I am sure i read a post about some kennels near gibraltar,some members leave their dogs there while going over to Morroco. I have searched back over posts and i cannot find it anywhere,they are supposed to be very good and airconditioned,so i would appreciate any help on this.
Thanks in advance for any help you may be able to give.
Sassies Dad,Ted.


----------



## peedee (May 10, 2005)

We left our dog >here< when we went to Morocco. A clean well looked after place but not air conditioned. He came out after 3 weeks with no ill effects if a little dusty. I think he was looked after fairly well but it always difficult to tell. No dog particularly likes being kenneled! I would use them again.

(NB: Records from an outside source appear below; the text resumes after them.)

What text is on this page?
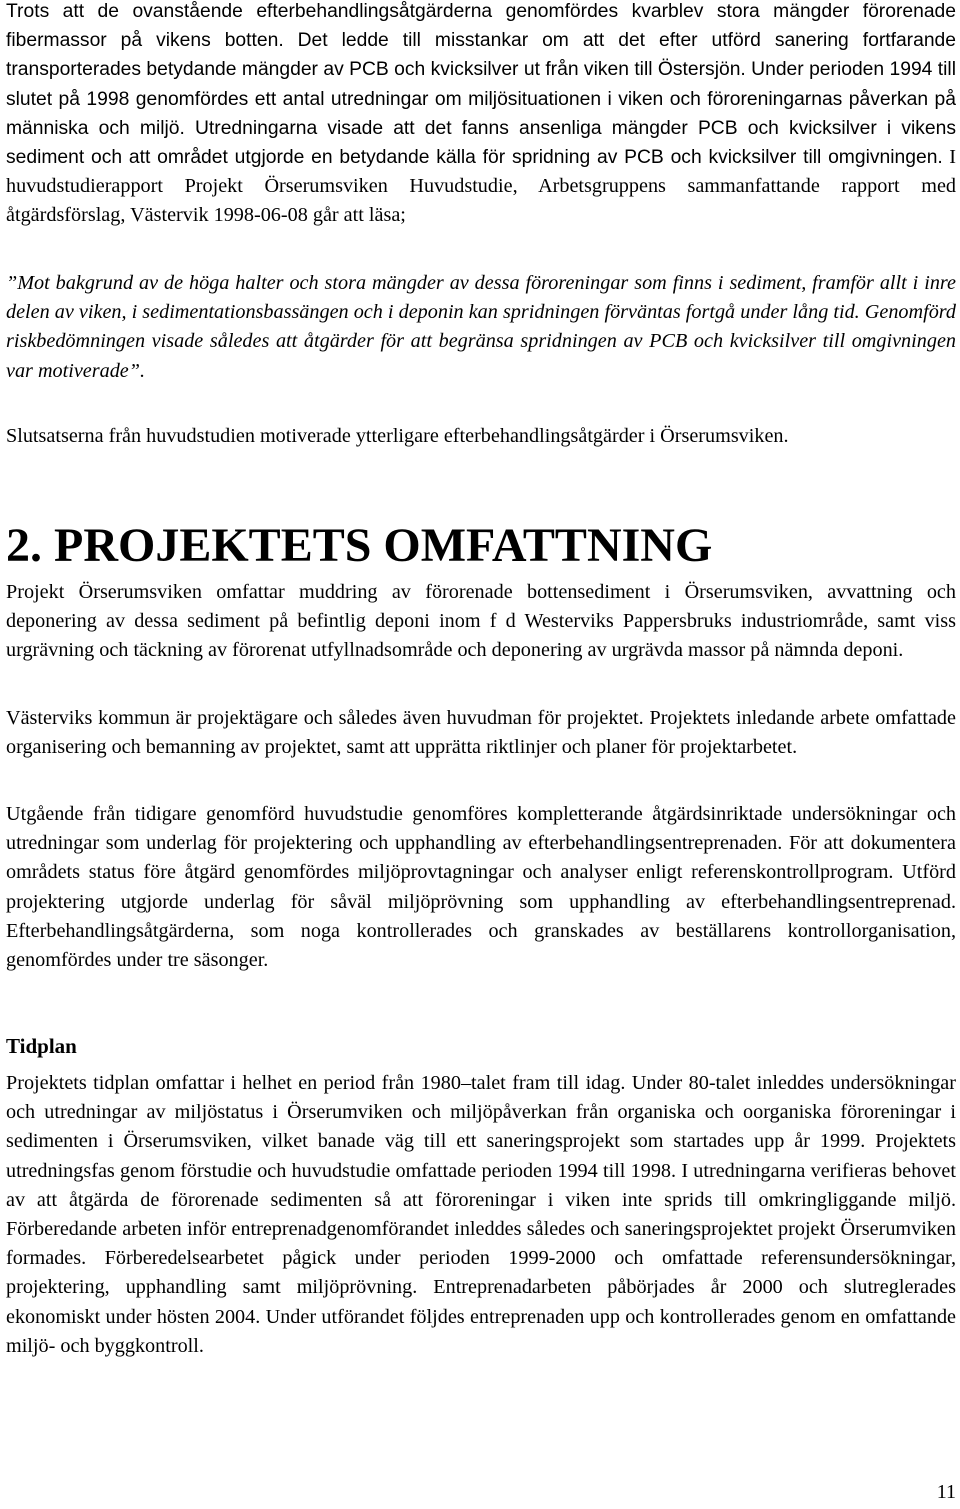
Trots att de ovanstående efterbehandlingsåtgärderna genomfördes kvarblev stora mängder förorenade fibermassor på vikens botten. Det ledde till misstankar om att det efter utförd sanering fortfarande transporterades betydande mängder av PCB och kvicksilver ut från viken till Östersjön. Under perioden 1994 till slutet på 1998 genomfördes ett antal utredningar om miljösituationen i viken och föroreningarnas påverkan på människa och miljö. Utredningarna visade att det fanns ansenliga mängder PCB och kvicksilver i vikens sediment och att området utgjorde en betydande källa för spridning av PCB och kvicksilver till omgivningen. I huvudstudierapport Projekt Örserumsviken Huvudstudie, Arbetsgruppens sammanfattande rapport med åtgärdsförslag, Västervik 1998-06-08 går att läsa;

”Mot bakgrund av de höga halter och stora mängder av dessa föroreningar som finns i sediment, framför allt i inre delen av viken, i sedimentationsbassängen och i deponin kan spridningen förväntas fortgå under lång tid. Genomförd riskbedömningen visade således att åtgärder för att begränsa spridningen av PCB och kvicksilver till omgivningen var motiverade”.

Slutsatserna från huvudstudien motiverade ytterligare efterbehandlingsåtgärder i Örserumsviken.

2. PROJEKTETS OMFATTNING

Projekt Örserumsviken omfattar muddring av förorenade bottensediment i Örserumsviken, avvattning och deponering av dessa sediment på befintlig deponi inom f d Westerviks Pappersbruks industriområde, samt viss urgrävning och täckning av förorenat utfyllnadsområde och deponering av urgrävda massor på nämnda deponi.

Västerviks kommun är projektägare och således även huvudman för projektet. Projektets inledande arbete omfattade organisering och bemanning av projektet, samt att upprätta riktlinjer och planer för projektarbetet.

Utgående från tidigare genomförd huvudstudie genomföres kompletterande åtgärdsinriktade undersökningar och utredningar som underlag för projektering och upphandling av efterbehandlingsentreprenaden. För att dokumentera områdets status före åtgärd genomfördes miljöprovtagningar och analyser enligt referenskontrollprogram. Utförd projektering utgjorde underlag för såväl miljöprövning som upphandling av efterbehandlingsentreprenad. Efterbehandlingsåtgärderna, som noga kontrollerades och granskades av beställarens kontrollorganisation, genomfördes under tre säsonger.

Tidplan

Projektets tidplan omfattar i helhet en period från 1980–talet fram till idag. Under 80-talet inleddes undersökningar och utredningar av miljöstatus i Örserumviken och miljöpåverkan från organiska och oorganiska föroreningar i sedimenten i Örserumsviken, vilket banade väg till ett saneringsprojekt som startades upp år 1999. Projektets utredningsfas genom förstudie och huvudstudie omfattade perioden 1994 till 1998. I utredningarna verifieras behovet av att åtgärda de förorenade sedimenten så att föroreningar i viken inte sprids till omkringliggande miljö. Förberedande arbeten inför entreprenadgenomförandet inleddes således och saneringsprojektet projekt Örserumviken formades. Förberedelsearbetet pågick under perioden 1999-2000 och omfattade referensundersökningar, projektering, upphandling samt miljöprövning. Entreprenadarbeten påbörjades år 2000 och slutreglerades ekonomiskt under hösten 2004. Under utförandet följdes entreprenaden upp och kontrollerades genom en omfattande miljö- och byggkontroll.

11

The other place we consider was http://www.petcarespain.com/index.htm but never did give it the once over.

peedee


----------



## Jented (Jan 12, 2010)

Hi.
Thanks Peedee, I had just looked at that one on the web,and thought i recognised the "Gates", was it you who posted?.
Thanks again for your trouble,will let you know how we get on.
Ted.


----------



## peedee (May 10, 2005)

I feel sure I have posted before on this subject but I cannot find it  

peedee


----------



## Jented (Jan 12, 2010)

Hi.
You are not alone!! :lol: :lol: :lol: 
Ted.


----------